A czym zagruntowałeś drewno?
Woblerowe patenty
#381 OFFLINE
Napisano 27 styczeń 2014 - 13:58
#382 OFFLINE
Napisano 27 styczeń 2014 - 15:02
biała akrylowa wodorozcieńczalna bodajże jedynki. Czyli co, temperatura tylko wpłynie na wydłużenie czasu schnięcia?
- rybarak i gieroj lubią to
#383 OFFLINE
Napisano 27 styczeń 2014 - 15:20
biała akrylowa wodorozcieńczalna bodajże jedynki. Czyli co, temperatura tylko wpłynie na wydłużenie czasu schnięcia?
Tak jak pisałem - u mnie tak było z hartzlakiem. Nie wiem czy w ogóle Ci porządnie wyschnie w niskiej temp. Ja nie ryzykowałem, dałem do ciepłego i po paru godzinach było idealnie.
#384 OFFLINE
Napisano 27 styczeń 2014 - 15:50
Mi jedynka schnie bardzo dłuuuugo. Ale też schnie w niższej temperaturze niż podano.
#385 OFFLINE
Napisano 27 styczeń 2014 - 16:03
biała akrylowa wodorozcieńczalna bodajże jedynki. Czyli co, temperatura tylko wpłynie na wydłużenie czasu schnięcia?
Tak jak napisał bigrafi.
Wodorozcieńczalna jako podkład pod malowanie jest ok. Musi wyschnąć dobrze, minimum czas podany przez producenta. To, że pod ręką wyczuwamy suche, nie oznacza, że woda w pełni odparowała.

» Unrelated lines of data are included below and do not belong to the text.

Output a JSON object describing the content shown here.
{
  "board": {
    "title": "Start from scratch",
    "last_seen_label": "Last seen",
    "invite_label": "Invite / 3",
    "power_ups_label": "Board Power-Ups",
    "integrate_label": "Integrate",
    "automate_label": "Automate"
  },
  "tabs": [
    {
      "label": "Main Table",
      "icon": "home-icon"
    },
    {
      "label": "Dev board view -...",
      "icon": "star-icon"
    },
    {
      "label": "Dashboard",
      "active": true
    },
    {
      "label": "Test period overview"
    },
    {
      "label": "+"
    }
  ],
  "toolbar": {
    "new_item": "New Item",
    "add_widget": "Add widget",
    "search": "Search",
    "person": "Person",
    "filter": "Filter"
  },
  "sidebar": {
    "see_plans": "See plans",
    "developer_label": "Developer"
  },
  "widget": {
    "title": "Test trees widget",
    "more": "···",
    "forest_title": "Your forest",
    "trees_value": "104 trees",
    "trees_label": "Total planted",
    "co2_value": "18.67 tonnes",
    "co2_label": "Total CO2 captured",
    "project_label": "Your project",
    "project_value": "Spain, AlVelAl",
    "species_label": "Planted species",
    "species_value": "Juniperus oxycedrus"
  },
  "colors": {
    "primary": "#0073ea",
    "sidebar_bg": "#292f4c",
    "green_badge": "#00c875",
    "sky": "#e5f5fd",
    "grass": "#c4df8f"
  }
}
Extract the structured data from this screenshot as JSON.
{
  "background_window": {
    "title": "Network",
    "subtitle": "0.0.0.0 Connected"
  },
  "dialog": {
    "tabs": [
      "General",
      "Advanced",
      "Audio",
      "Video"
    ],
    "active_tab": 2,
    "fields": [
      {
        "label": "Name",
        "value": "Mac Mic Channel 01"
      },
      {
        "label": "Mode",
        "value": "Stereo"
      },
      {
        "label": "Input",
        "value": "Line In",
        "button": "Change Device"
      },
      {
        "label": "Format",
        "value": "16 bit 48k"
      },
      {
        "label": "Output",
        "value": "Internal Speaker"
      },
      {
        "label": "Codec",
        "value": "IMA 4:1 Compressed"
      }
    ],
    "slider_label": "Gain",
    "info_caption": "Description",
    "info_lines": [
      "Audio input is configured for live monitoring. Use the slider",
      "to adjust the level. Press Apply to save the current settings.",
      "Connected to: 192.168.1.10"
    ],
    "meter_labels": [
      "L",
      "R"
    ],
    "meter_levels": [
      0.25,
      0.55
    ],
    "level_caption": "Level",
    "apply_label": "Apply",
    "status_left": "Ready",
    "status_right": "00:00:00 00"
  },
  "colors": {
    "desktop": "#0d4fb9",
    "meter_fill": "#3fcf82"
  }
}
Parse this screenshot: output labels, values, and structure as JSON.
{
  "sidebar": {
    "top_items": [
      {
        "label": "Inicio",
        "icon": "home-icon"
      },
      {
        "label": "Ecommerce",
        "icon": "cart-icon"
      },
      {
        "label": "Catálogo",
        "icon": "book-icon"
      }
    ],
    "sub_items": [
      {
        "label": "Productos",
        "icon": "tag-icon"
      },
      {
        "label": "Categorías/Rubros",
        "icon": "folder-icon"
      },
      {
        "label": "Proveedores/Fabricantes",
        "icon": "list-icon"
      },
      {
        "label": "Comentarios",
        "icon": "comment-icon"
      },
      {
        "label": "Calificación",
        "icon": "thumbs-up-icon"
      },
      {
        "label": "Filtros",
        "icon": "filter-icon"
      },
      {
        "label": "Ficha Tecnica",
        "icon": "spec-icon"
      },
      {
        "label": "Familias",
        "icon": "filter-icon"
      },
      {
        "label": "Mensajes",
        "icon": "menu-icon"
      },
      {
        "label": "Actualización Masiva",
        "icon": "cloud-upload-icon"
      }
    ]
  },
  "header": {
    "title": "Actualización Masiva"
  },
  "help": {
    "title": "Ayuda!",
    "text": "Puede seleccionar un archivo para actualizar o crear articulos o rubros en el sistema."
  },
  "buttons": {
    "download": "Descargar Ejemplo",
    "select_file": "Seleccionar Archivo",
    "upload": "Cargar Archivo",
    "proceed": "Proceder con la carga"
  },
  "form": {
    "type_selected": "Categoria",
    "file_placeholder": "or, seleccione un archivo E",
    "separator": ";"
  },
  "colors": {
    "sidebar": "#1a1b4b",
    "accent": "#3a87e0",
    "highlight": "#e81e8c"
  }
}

I zapytałem cię o gruntowanie lipy, nie o podkład. Jak zabezpieczasz drewno?
#386 OFFLINE
Napisano 27 styczeń 2014 - 16:58
fakt mój błąd, gruntuje Caponem, a akrylówce daje wyschnąć 24h przed następną warstwą
#387 OFFLINE
Napisano 27 styczeń 2014 - 19:26
- joker, krzychun, Popej i 1 inna osoba lubią to
#388 OFFLINE
Napisano 28 styczeń 2014 - 10:29
Chyba o tym na tym forum jeszcze nie czytałem... wiec sam napiszę
Wczoraj w wędkarskim kupowałem ołów do dociążenia wobków. Sprzedawca pokazał mi też takie cudo jak pasta wolframowa która jest jak plastelina i jest cięższa od ołowiu... niestety cena nie jest niska: 15g - 25zł. Nie kupiłem ale dziś poszukałem w necie czy można gdzieś taniej kupić i trafiłem na forum karpiowe gdzie facet napisał że zrobił sobie coś podobnego ale samemu. Starł ciężarek ołowiany pilnikiem i opiłki zmieszał z plasteliną, zagniótł jak ciasto i ponoć działa świetnie.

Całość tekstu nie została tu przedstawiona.